Brent Frère wrote:
The RedHat behaviour leads to declarations of
high-tech leaders that says that
due to the support conditions imposed by "OpenSource" companies such as RedHat,
RedHat Linux is actually becoming proprietary software. I was shocked when I
heard this, and that's why I wished to check the exact licence conditions.
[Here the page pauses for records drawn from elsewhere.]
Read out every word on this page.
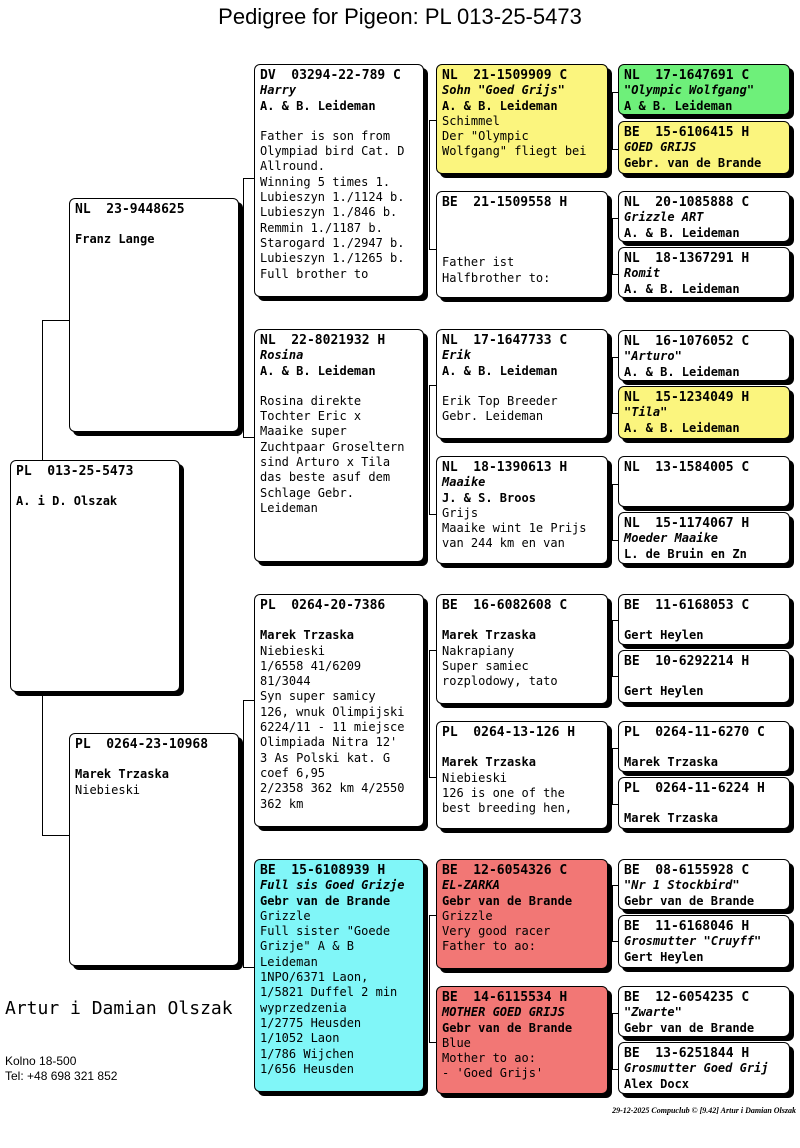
Pedigree for Pigeon: PL 013-25-5473
PL  013-25-5473
A. i D. Olszak
NL  23-9448625
Franz Lange
PL  0264-23-10968
Marek Trzaska
Niebieski
DV  03294-22-789 C
Harry
A. & B. Leideman
Father is son from
Olympiad bird Cat. D
Allround.
Winning 5 times 1.
Lubieszyn 1./1124 b.
Lubieszyn 1./846 b.
Remmin 1./1187 b.
Starogard 1./2947 b.
Lubieszyn 1./1265 b.
Full brother to
NL  22-8021932 H
Rosina
A. & B. Leideman
Rosina direkte
Tochter Eric x
Maaike super
Zuchtpaar Groseltern
sind Arturo x Tila
das beste asuf dem
Schlage Gebr.
Leideman
PL  0264-20-7386
Marek Trzaska
Niebieski
1/6558 41/6209
81/3044
Syn super samicy
126, wnuk Olimpijski
6224/11 - 11 miejsce
Olimpiada Nitra 12'
3 As Polski kat. G
coef 6,95
2/2358 362 km 4/2550
362 km
BE  15-6108939 H
Full sis Goed Grizje
Gebr van de Brande
Grizzle
Full sister "Goede
Grizje" A & B
Leideman
1NPO/6371 Laon,
1/5821 Duffel 2 min
wyprzedzenia
1/2775 Heusden
1/1052 Laon
1/786 Wijchen
1/656 Heusden
NL  21-1509909 C
Sohn "Goed Grijs"
A. & B. Leideman
Schimmel
Der "Olympic
Wolfgang" fliegt bei
BE  21-1509558 H
Father ist
Halfbrother to:
NL  17-1647733 C
Erik
A. & B. Leideman
Erik Top Breeder
Gebr. Leideman
NL  18-1390613 H
Maaike
J. & S. Broos
Grijs
Maaike wint 1e Prijs
van 244 km en van
BE  16-6082608 C
Marek Trzaska
Nakrapiany
Super samiec
rozplodowy, tato
PL  0264-13-126 H
Marek Trzaska
Niebieski
126 is one of the
best breeding hen,
BE  12-6054326 C
EL-ZARKA
Gebr van de Brande
Grizzle
Very good racer
Father to ao:
BE  14-6115534 H
MOTHER GOED GRIJS
Gebr van de Brande
Blue
Mother to ao:
- 'Goed Grijs'
NL  17-1647691 C
"Olympic Wolfgang"
A & B. Leideman
BE  15-6106415 H
GOED GRIJS
Gebr. van de Brande
NL  20-1085888 C
Grizzle ART
A. & B. Leideman
NL  18-1367291 H
Romit
A. & B. Leideman
NL  16-1076052 C
"Arturo"
A. & B. Leideman
NL  15-1234049 H
"Tila"
A. & B. Leideman
NL  13-1584005 C
NL  15-1174067 H
Moeder Maaike
L. de Bruin en Zn
BE  11-6168053 C
Gert Heylen
BE  10-6292214 H
Gert Heylen
PL  0264-11-6270 C
Marek Trzaska
PL  0264-11-6224 H
Marek Trzaska
BE  08-6155928 C
"Nr 1 Stockbird"
Gebr van de Brande
BE  11-6168046 H
Grosmutter "Cruyff"
Gert Heylen
BE  12-6054235 C
"Zwarte"
Gebr van de Brande
BE  13-6251844 H
Grosmutter Goed Grij
Alex Docx
Artur i Damian Olszak
Kolno 18-500
Tel: +48 698 321 852
29-12-2025 Compuclub © [9.42] Artur i Damian Olszak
I
slowly begins to conclude that indeed, through its mandatory and very
restrictive agreement conditions, the RedHat distribution does not meet anymore
the criterias imposed by the GPL, nor the very basic principles of Free
Software.
What are your conclusions about this ?
My understanding is that the GPL protects only the source code and not
the binaries:
1. Redhat *must* provide you the source code of their modified GPL
software if you buy their product.
2. You have the freedom to reproduce, modify and use the source code on
as many machines you want.
3. If you recompile Redhat yourself using the included source code, you
get an almost exact copy of the Redhat binaries, which are free (copy,
modify and use). You do not have to do it yourself, or buy a copy of
Redhat (WS, ES, AS) to get the source code, because there are already
people on the net doing this: White Box Enterprise Linux
http://www.whiteboxlinux.org/
White Box Enterprise Linux is a reproduction of the Redhat Enterprise
binaries using the Redhat source code.